Alto envolvimento e cuidado
“Eu cuido dele. . . Estou sempre ao seu lado, sempre” “Ele não está sozinho e não importa o que ele ou os outros pensem, nós o apoiaremos e estaremos com ele” “ Sou a mãe dele – amando, educando, sendo, fazendo, tudo” “Eu me vejo como um pai-terapeuta. . . para tratá-lo, mediá-lo, promovê-lo”
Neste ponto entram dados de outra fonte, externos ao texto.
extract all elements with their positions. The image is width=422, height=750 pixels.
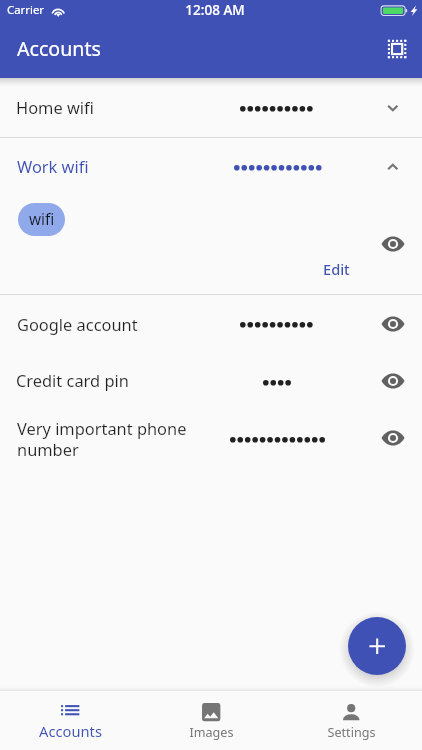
button[interactable]: Settings <box>281 691 422 750</box>
staticText: Home wifi <box>16 96 94 118</box>
button[interactable]: Show password <box>369 220 417 268</box>
button[interactable]: Add account <box>348 617 406 675</box>
button[interactable]: Show password <box>369 414 417 462</box>
staticText: Very important phone <box>17 417 187 439</box>
staticText: Work wifi <box>17 155 89 177</box>
staticText: 12:08 AM <box>145 1 285 19</box>
button[interactable]: wifi <box>18 203 65 236</box>
button[interactable]: Images <box>141 691 282 750</box>
staticText: Accounts <box>17 35 101 62</box>
button[interactable]: Show password <box>369 357 417 405</box>
staticText: Images <box>141 724 282 741</box>
button[interactable]: Select all <box>373 25 421 73</box>
button[interactable]: Accounts <box>0 691 141 750</box>
staticText: Credit card pin <box>16 369 129 391</box>
button[interactable]: Show password <box>369 300 417 348</box>
button[interactable]: Home wifi <box>0 78 422 137</box>
staticText: Accounts <box>0 721 141 741</box>
staticText: Google account <box>17 313 138 335</box>
staticText: Edit <box>323 259 350 279</box>
staticText: Carrier <box>7 2 45 18</box>
button[interactable]: Credit card pin <box>0 352 422 408</box>
staticText: Settings <box>281 724 422 741</box>
button[interactable]: Edit <box>313 251 362 287</box>
button[interactable]: Google account <box>0 295 422 352</box>
button[interactable]: Very important phone <box>0 409 422 468</box>
staticText: number <box>17 438 79 460</box>
button[interactable]: Work wifi <box>0 138 422 196</box>
staticText: wifi <box>29 209 55 230</box>
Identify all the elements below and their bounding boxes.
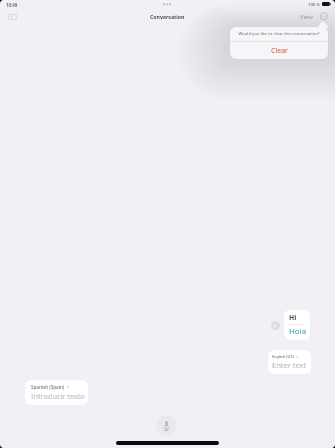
- button[interactable]: View: [298, 11, 315, 23]
- button[interactable]: English (US): [268, 350, 311, 374]
- staticText: Hi: [289, 313, 297, 322]
- button[interactable]: Show sidebar: [3, 10, 21, 23]
- button[interactable]: Microphone: [156, 415, 177, 436]
- staticText: View: [300, 13, 313, 21]
- button[interactable]: Play: [271, 321, 280, 330]
- button[interactable]: Spanish (Spain): [25, 380, 88, 405]
- button[interactable]: Clear: [230, 42, 328, 59]
- button[interactable]: More options: [318, 10, 330, 22]
- staticText: 100 %: [308, 2, 320, 8]
- staticText: Introducir texto: [31, 391, 85, 401]
- staticText: Clear: [271, 46, 288, 56]
- staticText: Enter text: [272, 360, 307, 370]
- staticText: English (US): [272, 354, 294, 359]
- staticText: Spanish (Spain): [31, 384, 65, 390]
- staticText: Would you like to clear this conversatio…: [238, 31, 320, 37]
- staticText: Hola: [289, 326, 307, 337]
- staticText: Conversation: [150, 13, 185, 20]
- staticText: 10:49: [6, 2, 18, 8]
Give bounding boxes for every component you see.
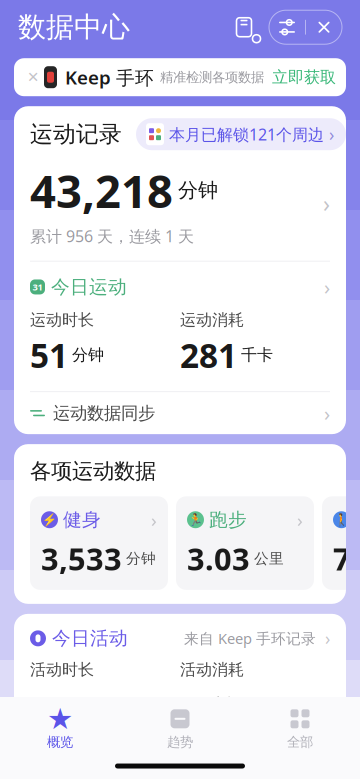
staticText: 累计 956 天，连续 1 天: [30, 225, 194, 247]
button[interactable]: 本月已解锁121个周边: [136, 118, 346, 150]
staticText: 3.03: [187, 538, 250, 579]
staticText: 运动消耗: [180, 310, 244, 330]
staticText: 全部: [287, 734, 313, 750]
button[interactable]: [269, 10, 342, 44]
button[interactable]: 运动数据同步: [14, 392, 346, 434]
staticText: 51: [30, 333, 68, 377]
staticText: 活动消耗: [180, 660, 244, 680]
staticText: 281: [180, 333, 237, 377]
staticText: 7.77: [333, 538, 360, 579]
staticText: 趋势: [167, 734, 193, 750]
staticText: 🚶: [334, 513, 349, 527]
staticText: 精准检测各项数据: [160, 69, 264, 85]
button[interactable]: 运动证书: [227, 10, 261, 44]
button[interactable]: ★: [0, 708, 120, 750]
staticText: 今日活动: [52, 627, 128, 650]
button[interactable]: 🏃: [176, 496, 314, 590]
button[interactable]: 趋势: [120, 708, 240, 750]
staticText: 概览: [47, 734, 73, 750]
staticText: ›: [297, 507, 303, 532]
staticText: 运动数据同步: [53, 402, 155, 424]
staticText: ›: [323, 188, 330, 218]
staticText: 今日运动: [51, 276, 127, 298]
staticText: 分钟: [72, 345, 104, 365]
staticText: --: [30, 682, 52, 727]
staticText: 公里: [254, 550, 284, 568]
staticText: 运动记录: [30, 120, 122, 148]
staticText: ›: [324, 400, 330, 426]
staticText: 43,218: [30, 160, 173, 220]
staticText: 各项运动数据: [30, 458, 156, 484]
staticText: 🏃: [188, 513, 203, 527]
staticText: ★: [47, 702, 73, 736]
staticText: 分钟: [178, 178, 218, 203]
staticText: 分钟: [126, 550, 156, 568]
button[interactable]: 今日活动: [14, 614, 346, 741]
staticText: ⚡: [42, 513, 57, 527]
staticText: ›: [329, 123, 334, 146]
staticText: 运动时长: [30, 310, 94, 330]
staticText: Keep 手环: [65, 65, 154, 90]
staticText: 分钟: [56, 695, 88, 714]
staticText: ›: [324, 274, 330, 300]
staticText: ✕: [27, 69, 39, 86]
staticText: 跑步: [209, 508, 247, 531]
staticText: 数据中心: [18, 10, 130, 44]
button[interactable]: 31: [14, 262, 346, 391]
staticText: 千卡: [241, 345, 273, 365]
button[interactable]: ⚡: [30, 496, 168, 590]
button[interactable]: 43,218: [14, 150, 346, 261]
staticText: 31: [32, 281, 42, 293]
staticText: 3,533: [41, 538, 122, 579]
staticText: 健身: [63, 508, 101, 531]
button[interactable]: 🚶: [322, 496, 360, 590]
button[interactable]: ✕: [14, 58, 346, 96]
staticText: ›: [151, 507, 157, 532]
staticText: ›: [325, 627, 330, 650]
staticText: --: [180, 682, 202, 727]
button[interactable]: 全部: [240, 708, 360, 750]
staticText: 本月已解锁121个周边: [169, 124, 324, 145]
staticText: 活动时长: [30, 660, 94, 680]
button[interactable]: 步: [14, 751, 346, 779]
staticText: 立即获取: [272, 67, 336, 87]
staticText: 来自 Keep 手环记录: [184, 629, 316, 648]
Tempo Limitado com a Criança
“A mãe dele parou de trabalhar. . . ela liberou todo o tempo dela para ele, então ela está presente na vida dele 80% do tempo, e eu, no máximo 40%” “Eu não fico muito com eles, mas quando eu chego ele pula em cima de mim na hora . . . A gente se reúne em média três vezes por semana” “A mãe dele passa mais horas com ele. Eu saio cedo. . . quando volto tenho minha hora ou hora e meia com ele” “Meu tempo com ele é muito limitado” “Acho que sou secundário nessa história com ele. Eu trabalho em muitos empregos, tenho que sustentar a família. Terapias e ABA sozinhos são muito caros. . . então estou menos presente” “O relacionamento dele com a mãe é mais forte do que o meu relacionamento com ele. . . Eu simplesmente não estava lá. . . teve vezes que fiquei meses sem estar”
Considerações finais
Ser pai ou mãe de uma criança autista pode trazer desafios, sem dúvida. No entanto, é importante lembrar que essa jornada também é repleta de momentos positivos e recompensadores. Cada sorriso, cada progresso, cada conquista, por menor que seja, é uma vitória que traz alegria e satisfação.
Cada um desses momentos é uma prova do amor incondicional e da dedicação que vocês, pais e mães, oferecem aos seus filhos todos os dias.
Lembrem-se, vocês são a rocha na vida de seus filhos, o porto seguro deles. Vocês desempenham um papel valioso e insubstituível em suas vidas. E mesmo que às vezes seja difícil, mesmo que às vezes vocês se sintam cansados ou sobrecarregados, saibam que há muitas alegrias e recompensas em ser pai ou mãe de uma criança autista.